FTWer said:
Well at the start, they are on the run. They're not going to set out exploring a specific secret dungeon for some loot when they are being hunted. it makes complete sense storywise that are going through jungles & mountainous roads at the start.
Well judging by how the levels are designed, it must be super easy to find someone on the run. If I was actually on the run, I wouldn't follow the only straight path road through Gapra Whitewood. I'd use my psycho antigravity technology to thrust myself through the gaping maw of the crystaline forest (tee hee), and then hide amongst the sparkling bushes or some shit. I wouldn't go through the only part of the forest that has fucking
elevators.
And besides, people keep using this on the run thing but the reality is there is numerous occasions when the game breaks its own rules to take a breather, relatively speaking, from the pace. It had time to stop and let you find a Chocobo baby in that terrible mini-game. It has time, where it deems it necessary.
The story is not the reason why the game is designed the way it is. It's a deliberate design choice, true, partially due to limitations of time (they didn't have enough time to make the content after spending all that time making the engine, they said as much), and it's partially due to the strong desire to strip away anything that takes players away from cutscenes and battles. This is a design decision, a bad one, but it is what it is. If they wanted to, they could have fit a breather into any part. Just like they arbitrarily decided in Gapra Whitewood that magically the soldiers weren't chasing them hard anymore for a time.
FTWer said:
I still can't see how this is different from most jRPGS. They don't have intricate & interactive level design.
Compare a Tomb Raider Tomb or a Zelda dungeon, with their puzzles, layers of various design & progression to any of the 2D FF game dungeon. In FF, all you are doing is going through one set linear path with some equally as linear branches that just lead to a treasure chest.
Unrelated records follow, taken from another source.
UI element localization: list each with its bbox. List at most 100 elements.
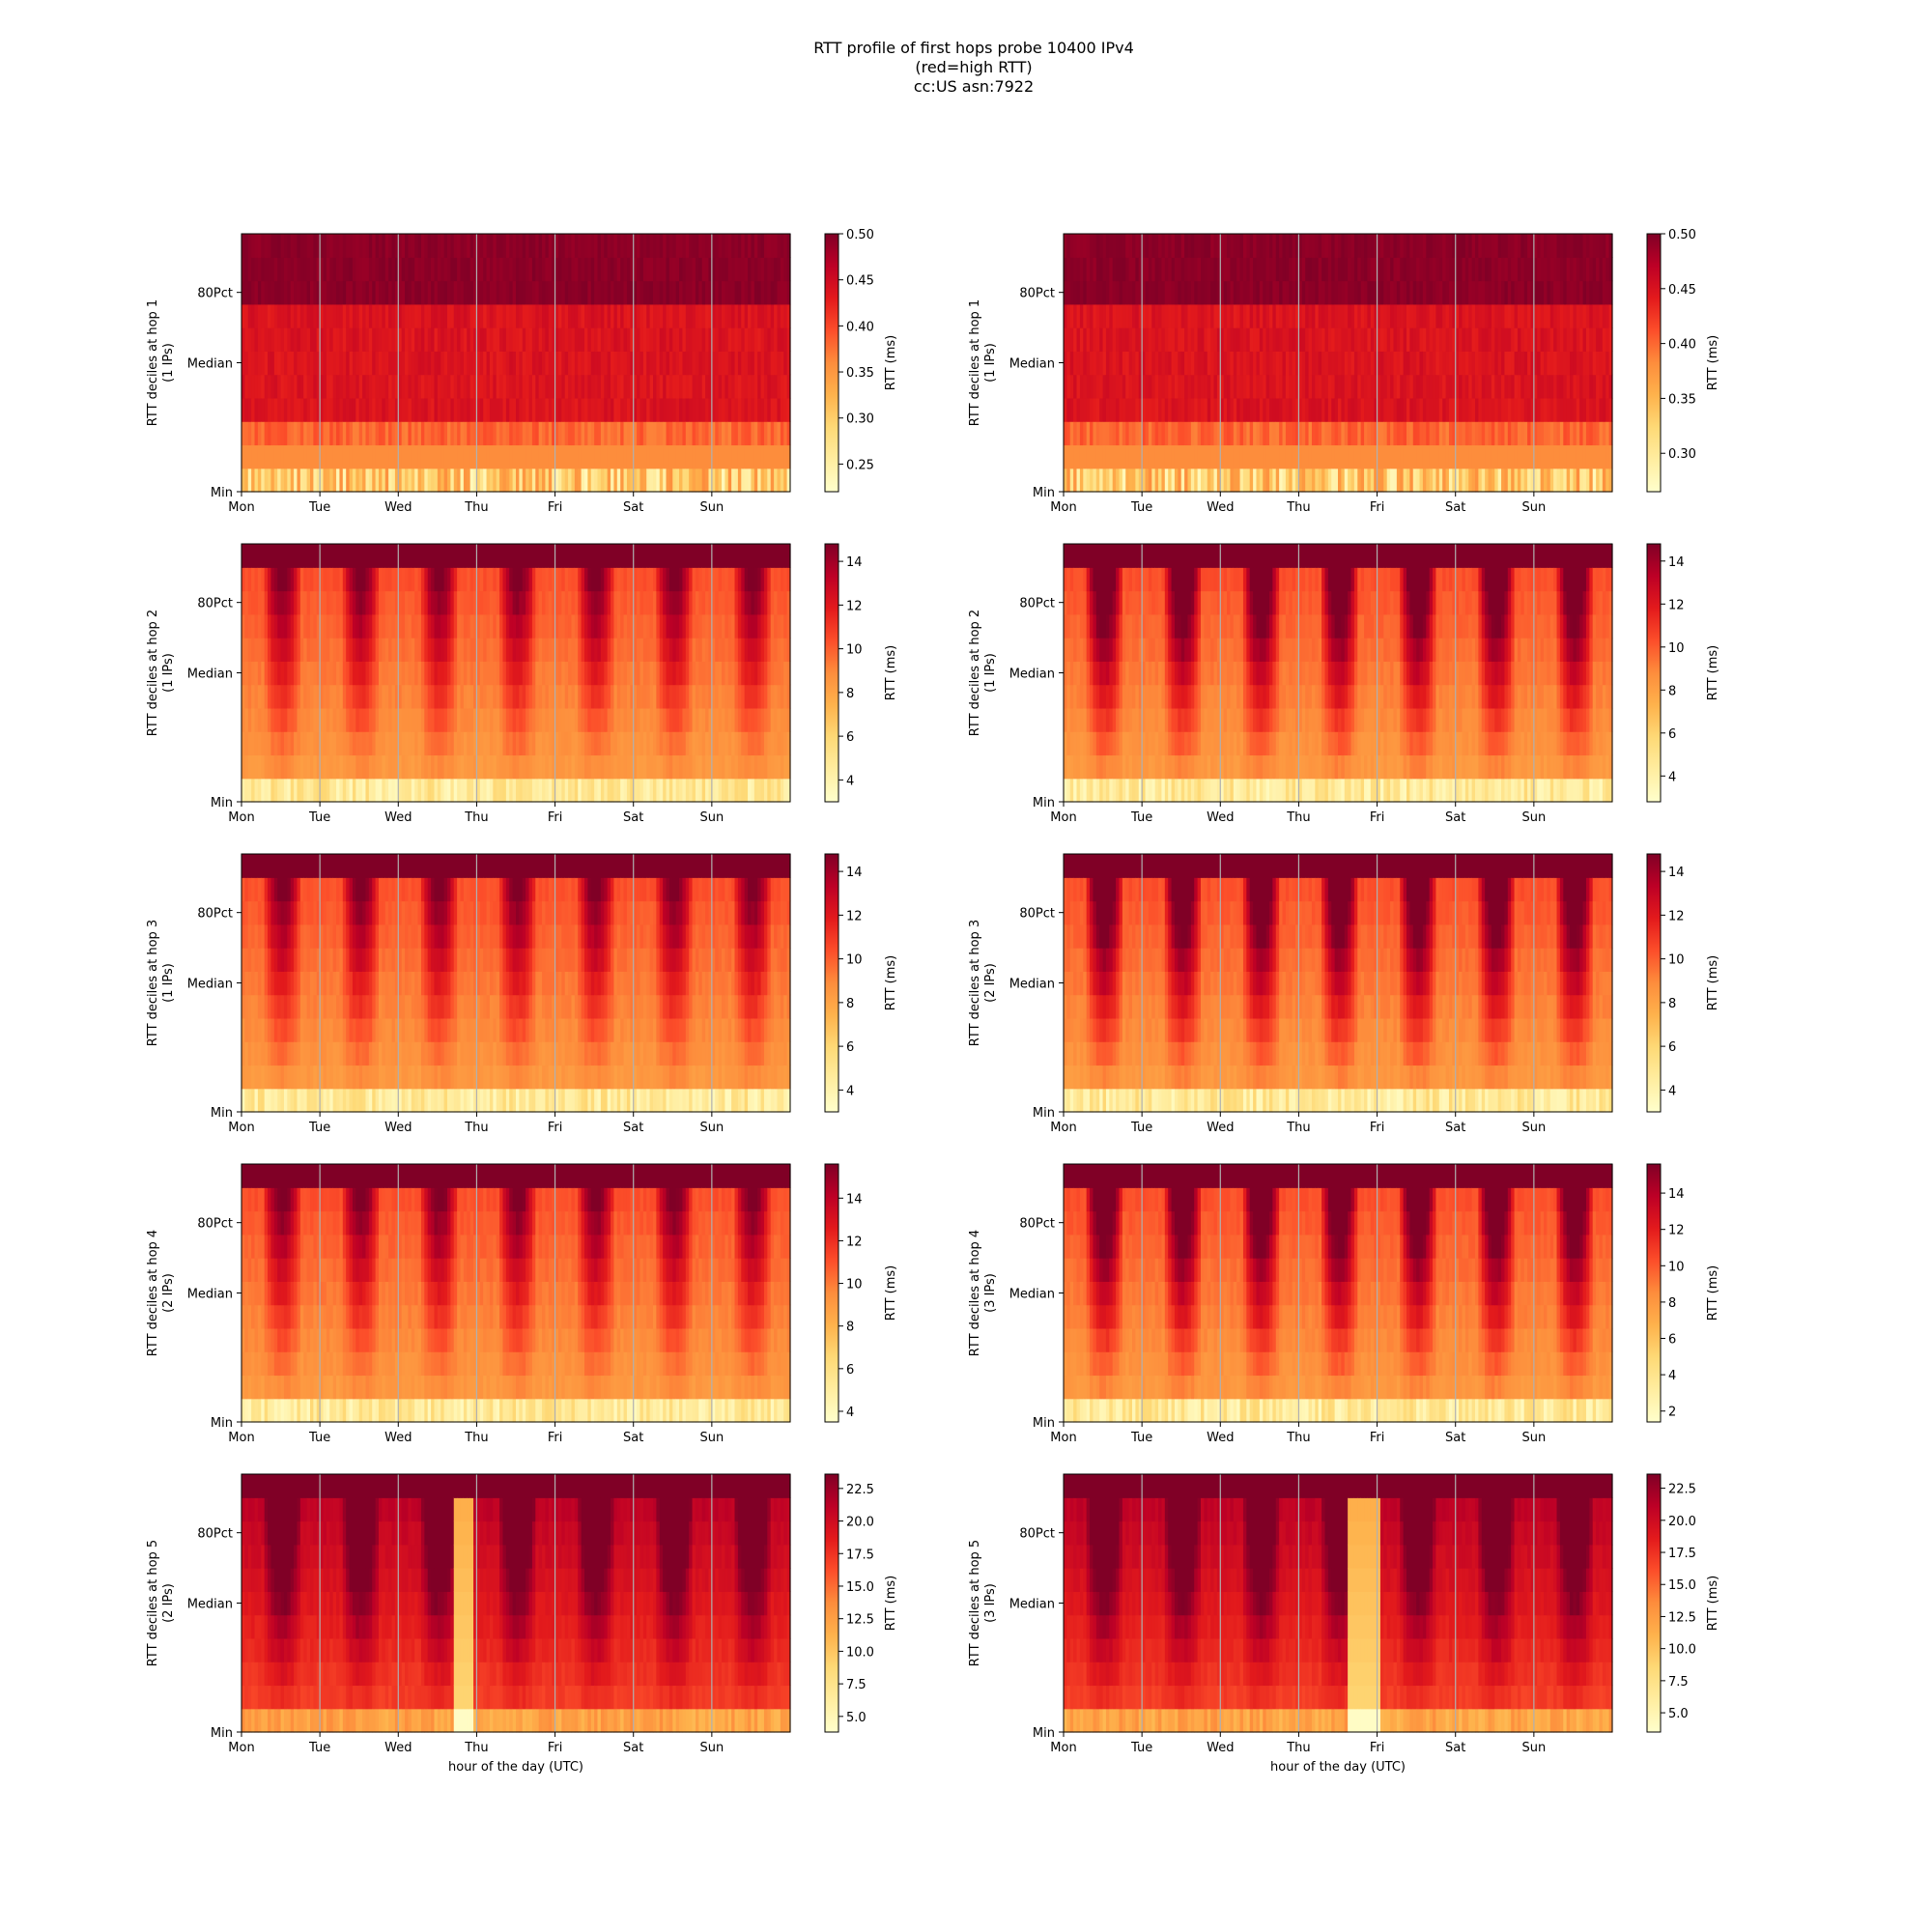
heatmap-cell xyxy=(299,590,304,615)
heatmap-cell xyxy=(1331,421,1336,446)
heatmap-cell xyxy=(574,303,579,328)
heatmap-cell xyxy=(1573,374,1577,399)
heatmap-cell xyxy=(379,444,383,469)
heatmap-cell xyxy=(642,351,647,376)
heatmap-cell xyxy=(382,351,386,376)
heatmap-cell xyxy=(1383,351,1388,376)
heatmap-cell xyxy=(600,397,605,422)
heatmap-cell xyxy=(1099,280,1104,305)
heatmap-cell xyxy=(561,444,566,469)
heatmap-cell xyxy=(443,374,448,399)
heatmap-cell xyxy=(1279,397,1284,422)
heatmap-cell xyxy=(594,707,599,732)
heatmap-cell xyxy=(1485,374,1490,399)
heatmap-cell xyxy=(1197,303,1202,328)
heatmap-cell xyxy=(257,303,262,328)
heatmap-cell xyxy=(535,444,540,469)
heatmap-cell xyxy=(1547,327,1551,352)
heatmap-cell xyxy=(1544,327,1548,352)
heatmap-cell xyxy=(682,421,687,446)
heatmap-cell xyxy=(623,421,628,446)
heatmap-cell xyxy=(630,257,635,282)
heatmap-cell xyxy=(457,280,462,305)
heatmap-cell xyxy=(1301,468,1306,493)
heatmap-cell xyxy=(375,778,380,803)
heatmap-cell xyxy=(1158,234,1163,258)
heatmap-cell xyxy=(1596,444,1601,469)
heatmap-cell xyxy=(1585,397,1590,422)
y-axis-label: RTT deciles at hop 1 xyxy=(968,299,982,426)
heatmap-cell xyxy=(1504,303,1509,328)
heatmap-cell xyxy=(512,421,517,446)
heatmap-cell xyxy=(469,234,474,258)
heatmap-cell xyxy=(653,351,657,376)
heatmap-cell xyxy=(531,638,536,662)
heatmap-cell xyxy=(1566,327,1571,352)
heatmap-cell xyxy=(405,327,410,352)
heatmap-cell xyxy=(1360,397,1365,422)
heatmap-cell xyxy=(531,613,536,639)
heatmap-cell xyxy=(731,257,736,282)
heatmap-cell xyxy=(1272,397,1277,422)
heatmap-cell xyxy=(783,397,788,422)
heatmap-cell xyxy=(460,567,465,592)
heatmap-cell xyxy=(708,351,713,376)
heatmap-cell xyxy=(408,468,412,493)
heatmap-cell xyxy=(384,397,389,422)
heatmap-cell xyxy=(411,544,415,568)
heatmap-cell xyxy=(1448,444,1453,469)
heatmap-cell xyxy=(552,257,556,282)
heatmap-cell xyxy=(1459,280,1463,305)
heatmap-cell xyxy=(1455,421,1460,446)
heatmap-cell xyxy=(1161,303,1166,328)
heatmap-cell xyxy=(1334,444,1339,469)
heatmap-cell xyxy=(587,567,592,592)
heatmap-cell xyxy=(1180,468,1185,493)
heatmap-cell xyxy=(469,731,474,756)
heatmap-cell xyxy=(401,444,406,469)
heatmap-cell xyxy=(1530,421,1535,446)
heatmap-cell xyxy=(1585,303,1590,328)
heatmap-cell xyxy=(1321,351,1326,376)
heatmap-cell xyxy=(1105,351,1110,376)
heatmap-cell xyxy=(535,567,540,592)
heatmap-cell xyxy=(1204,280,1208,305)
heatmap-cell xyxy=(355,684,360,709)
heatmap-cell xyxy=(463,421,468,446)
heatmap-cell xyxy=(727,303,732,328)
heatmap-cell xyxy=(757,374,762,399)
heatmap-cell xyxy=(672,351,677,376)
heatmap-cell xyxy=(303,661,308,686)
heatmap-cell xyxy=(382,257,386,282)
heatmap-cell xyxy=(1201,421,1205,446)
heatmap-cell xyxy=(294,351,298,376)
heatmap-cell xyxy=(483,661,488,686)
heatmap-cell xyxy=(623,374,628,399)
heatmap-cell xyxy=(1180,444,1185,469)
heatmap-cell xyxy=(1579,327,1584,352)
heatmap-cell xyxy=(1357,374,1362,399)
heatmap-cell xyxy=(1253,468,1258,493)
heatmap-cell xyxy=(1132,468,1136,493)
heatmap-cell xyxy=(437,444,441,469)
heatmap-cell xyxy=(1275,327,1280,352)
heatmap-cell xyxy=(1161,280,1166,305)
heatmap-cell xyxy=(1249,468,1254,493)
heatmap-cell xyxy=(1523,280,1528,305)
heatmap-cell xyxy=(434,351,439,376)
heatmap-cell xyxy=(597,374,602,399)
heatmap-cell xyxy=(1573,444,1577,469)
heatmap-cell xyxy=(1386,421,1391,446)
heatmap-cell xyxy=(1433,257,1437,282)
x-tick-label: Fri xyxy=(1370,500,1385,515)
heatmap-cell xyxy=(1210,397,1215,422)
heatmap-cell xyxy=(1151,468,1156,493)
heatmap-cell xyxy=(469,374,474,399)
heatmap-cell xyxy=(431,468,436,493)
heatmap-cell xyxy=(1109,421,1114,446)
heatmap-cell xyxy=(368,234,373,258)
heatmap-cell xyxy=(287,661,292,686)
heatmap-cell xyxy=(244,754,249,780)
heatmap-cell xyxy=(420,444,425,469)
heatmap-cell xyxy=(264,754,269,780)
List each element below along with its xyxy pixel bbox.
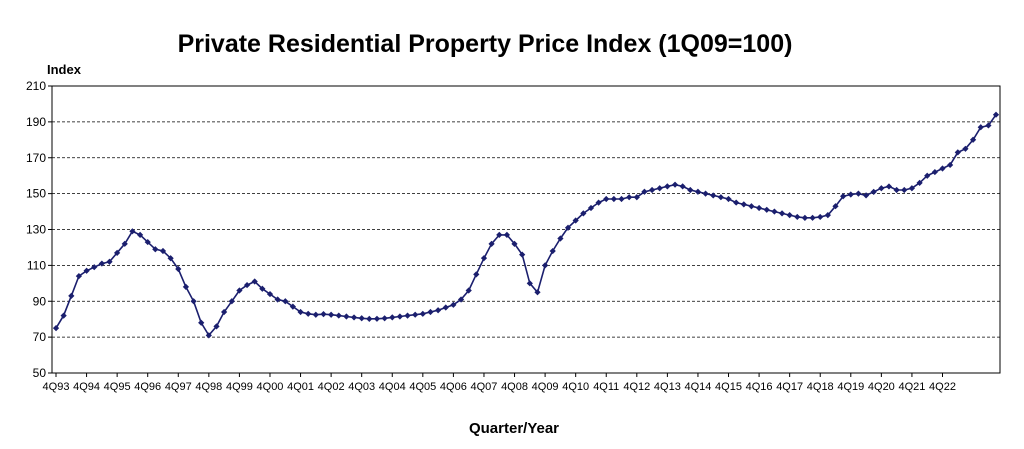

Sometimes there is diversion/mini-game thrown in between, which FFXIII also has. I don't see how it is so different at all other than the pacing & streamlining of towns.
we're talking about layering artistic direction now. The idea that your locations shouldn't be sterile, empty bits of nothing, but tangibly lived in, showing years of wear or history that is conveyed through simple designs. In ME2, which I was using as a comparison because they're both linear, it is filled with intricately designed sets where you can instantly tell about a civilization or a place based on what is there. You feel like "yes, this is a place that someone inhabits." The locations are appropriately filled with the type of
detritus that suggests life and a real location. FFXIII's locations are like some cellophane-wrapped fever dream, little hazy outlines suggesting the desire to live, but always being a sad imitation of a soul.